Drap...Drap...Drap...
Suara langkah kecil milik Dinda sedang menyusuri koridor Rumah Sakit, dengan derai air mata nya yang terus berjatuhan tak membuat langkahnya bisa terhenti. Bagaimana tidak kabar yang ia dengar telah membuat hatinya benar-benar terasa sakit dan mungkin saja tidak bisa menerima kenyataan yang sedang ia alami.
"Sus dimana keberadaan pasien atas nama Andreas?" Ucap Dinda yang tak kuasa menahan kesedihannya.
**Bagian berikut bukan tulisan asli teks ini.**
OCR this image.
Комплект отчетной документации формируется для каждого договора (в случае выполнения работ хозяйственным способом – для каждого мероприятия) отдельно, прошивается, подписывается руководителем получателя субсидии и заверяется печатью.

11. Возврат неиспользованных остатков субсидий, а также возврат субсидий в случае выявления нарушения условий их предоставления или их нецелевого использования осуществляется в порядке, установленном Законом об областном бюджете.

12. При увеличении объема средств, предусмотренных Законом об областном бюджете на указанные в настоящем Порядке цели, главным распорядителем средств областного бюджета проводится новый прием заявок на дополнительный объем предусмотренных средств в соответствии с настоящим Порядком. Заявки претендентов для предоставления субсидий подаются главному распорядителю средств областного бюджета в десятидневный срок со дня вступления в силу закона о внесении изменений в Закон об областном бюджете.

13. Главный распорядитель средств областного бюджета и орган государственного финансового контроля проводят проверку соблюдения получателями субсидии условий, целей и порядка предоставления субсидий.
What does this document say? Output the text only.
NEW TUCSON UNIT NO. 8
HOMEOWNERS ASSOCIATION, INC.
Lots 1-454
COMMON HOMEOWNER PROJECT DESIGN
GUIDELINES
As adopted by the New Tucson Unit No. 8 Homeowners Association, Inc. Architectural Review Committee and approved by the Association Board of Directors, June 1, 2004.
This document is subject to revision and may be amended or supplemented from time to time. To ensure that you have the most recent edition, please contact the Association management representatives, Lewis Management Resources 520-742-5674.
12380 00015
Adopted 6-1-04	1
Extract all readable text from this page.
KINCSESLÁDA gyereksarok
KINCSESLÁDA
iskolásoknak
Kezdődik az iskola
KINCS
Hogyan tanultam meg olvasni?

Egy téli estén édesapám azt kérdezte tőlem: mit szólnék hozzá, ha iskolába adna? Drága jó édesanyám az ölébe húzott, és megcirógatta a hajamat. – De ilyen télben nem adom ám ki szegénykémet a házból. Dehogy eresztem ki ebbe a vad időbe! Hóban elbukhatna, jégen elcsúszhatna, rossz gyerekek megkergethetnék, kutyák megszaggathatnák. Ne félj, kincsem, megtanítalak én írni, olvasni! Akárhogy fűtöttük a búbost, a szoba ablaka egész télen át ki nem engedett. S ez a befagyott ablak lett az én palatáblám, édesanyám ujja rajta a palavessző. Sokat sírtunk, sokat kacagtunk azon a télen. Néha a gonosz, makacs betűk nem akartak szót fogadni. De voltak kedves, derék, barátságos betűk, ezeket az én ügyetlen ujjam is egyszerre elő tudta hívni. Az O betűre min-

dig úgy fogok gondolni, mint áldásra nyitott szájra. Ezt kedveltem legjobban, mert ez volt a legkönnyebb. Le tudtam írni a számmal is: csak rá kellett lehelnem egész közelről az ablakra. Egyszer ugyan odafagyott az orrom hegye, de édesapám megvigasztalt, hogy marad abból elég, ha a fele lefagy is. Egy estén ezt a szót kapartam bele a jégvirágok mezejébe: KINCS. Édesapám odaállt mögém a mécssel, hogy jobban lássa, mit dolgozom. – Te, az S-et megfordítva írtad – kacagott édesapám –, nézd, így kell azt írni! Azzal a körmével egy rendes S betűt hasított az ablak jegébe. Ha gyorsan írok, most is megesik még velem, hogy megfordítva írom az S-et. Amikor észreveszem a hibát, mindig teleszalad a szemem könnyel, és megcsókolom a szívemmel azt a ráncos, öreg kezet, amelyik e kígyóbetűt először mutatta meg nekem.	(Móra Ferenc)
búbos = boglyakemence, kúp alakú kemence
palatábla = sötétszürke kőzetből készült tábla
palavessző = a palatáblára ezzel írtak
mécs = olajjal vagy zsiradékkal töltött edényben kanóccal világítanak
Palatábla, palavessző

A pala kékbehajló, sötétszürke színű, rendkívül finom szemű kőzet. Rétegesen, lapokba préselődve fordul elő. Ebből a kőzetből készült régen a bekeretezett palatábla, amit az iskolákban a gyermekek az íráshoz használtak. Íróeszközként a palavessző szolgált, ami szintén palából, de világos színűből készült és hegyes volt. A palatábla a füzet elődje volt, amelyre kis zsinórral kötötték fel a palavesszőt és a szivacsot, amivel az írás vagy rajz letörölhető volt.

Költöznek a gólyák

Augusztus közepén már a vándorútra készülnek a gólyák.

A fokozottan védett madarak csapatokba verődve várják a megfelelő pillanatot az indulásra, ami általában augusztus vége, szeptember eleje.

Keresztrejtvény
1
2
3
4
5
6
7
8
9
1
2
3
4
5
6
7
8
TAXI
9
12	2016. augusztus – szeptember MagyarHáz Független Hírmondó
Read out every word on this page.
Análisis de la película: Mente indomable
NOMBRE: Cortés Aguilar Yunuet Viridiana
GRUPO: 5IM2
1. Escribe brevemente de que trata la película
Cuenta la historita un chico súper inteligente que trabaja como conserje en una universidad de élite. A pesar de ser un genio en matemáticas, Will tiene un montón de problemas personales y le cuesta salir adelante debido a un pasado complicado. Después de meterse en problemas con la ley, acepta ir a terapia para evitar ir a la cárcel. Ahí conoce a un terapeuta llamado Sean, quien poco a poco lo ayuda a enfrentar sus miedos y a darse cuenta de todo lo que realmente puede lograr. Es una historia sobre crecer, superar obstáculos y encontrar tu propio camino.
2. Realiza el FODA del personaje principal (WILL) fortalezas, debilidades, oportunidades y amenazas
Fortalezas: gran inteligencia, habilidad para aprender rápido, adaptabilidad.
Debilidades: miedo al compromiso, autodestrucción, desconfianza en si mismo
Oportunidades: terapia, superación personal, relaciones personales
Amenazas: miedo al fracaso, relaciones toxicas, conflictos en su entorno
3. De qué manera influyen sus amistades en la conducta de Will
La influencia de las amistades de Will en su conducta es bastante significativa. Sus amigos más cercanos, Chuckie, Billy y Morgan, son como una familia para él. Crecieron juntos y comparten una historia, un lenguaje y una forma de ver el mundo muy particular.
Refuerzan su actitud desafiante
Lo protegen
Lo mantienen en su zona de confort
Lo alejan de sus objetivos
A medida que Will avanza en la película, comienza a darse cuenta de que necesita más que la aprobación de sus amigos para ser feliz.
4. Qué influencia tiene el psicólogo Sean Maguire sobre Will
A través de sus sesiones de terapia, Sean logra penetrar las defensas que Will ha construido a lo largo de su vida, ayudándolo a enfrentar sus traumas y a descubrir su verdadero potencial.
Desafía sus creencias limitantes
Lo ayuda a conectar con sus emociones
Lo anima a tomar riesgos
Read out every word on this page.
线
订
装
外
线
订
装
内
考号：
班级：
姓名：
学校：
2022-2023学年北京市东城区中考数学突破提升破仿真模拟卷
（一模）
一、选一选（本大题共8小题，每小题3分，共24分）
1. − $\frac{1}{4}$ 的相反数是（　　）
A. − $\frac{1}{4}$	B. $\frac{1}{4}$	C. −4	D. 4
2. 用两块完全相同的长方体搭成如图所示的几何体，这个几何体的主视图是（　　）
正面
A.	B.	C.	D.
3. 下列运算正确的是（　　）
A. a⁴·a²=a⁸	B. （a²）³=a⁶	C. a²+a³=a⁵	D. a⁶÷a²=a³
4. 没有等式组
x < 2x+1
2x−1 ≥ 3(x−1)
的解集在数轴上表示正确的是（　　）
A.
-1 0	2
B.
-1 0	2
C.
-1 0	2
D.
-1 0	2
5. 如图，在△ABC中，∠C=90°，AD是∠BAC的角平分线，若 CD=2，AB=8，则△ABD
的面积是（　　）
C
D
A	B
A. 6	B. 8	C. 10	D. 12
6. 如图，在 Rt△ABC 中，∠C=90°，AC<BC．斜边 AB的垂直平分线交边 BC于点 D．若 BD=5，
"Maaf pasien atas nama Andreas sudah di bawa ke ruang jenazah mba." Ucap seorang suster disana.
"Apa!!" Tubuh Dinda langsung lemas seketika mendengar kata jenazah, kakinya juga tiba-tiba tidak mampu berdiri dia menjatuhkan dirinya di atas lantai Rumah Sakit, dia tidak peduli dengan orang-orang yang kini sedang memperhatikannya.
"Yang sabar ya Mba!!" Ucap Suster itu yang langsung segera berlalu dari hadapan Dinda.
"Dre.....Kamu sudah berjanji akan terus bersamaku, tapi kenapa kamu pergi!!! Kenapa!!! Apa kamu sudah tidak mencintaiku lagi....??? Andreas kembalilah untukkuuuuuu!!!" Dinda berteriak dan menangis histeris disana, bagaimana tidak satu Minggu lagi dia akan menikah dengan Andreas tapi kekasihnya malah mengalami kecelakaan yang sampai merenggut nyawanya.
Disana seorang wanita paruh baya langsung berlari saat mendapati putrinya yang sedang duduk terkulai di atas lantai.
"Dinda sadar Nak!!! Jangan kamu seperti ini sayang, kamu harus kuat...kasihan Andreas disana!" Ucap Ibunya sambil mengoyang-goyangkan badan putrinya, dia berharap putrinya akan segera terbangun. Tapi nyatanya Dinda tak mampu menopang kekuatan badannya yg begitu sangat lemah.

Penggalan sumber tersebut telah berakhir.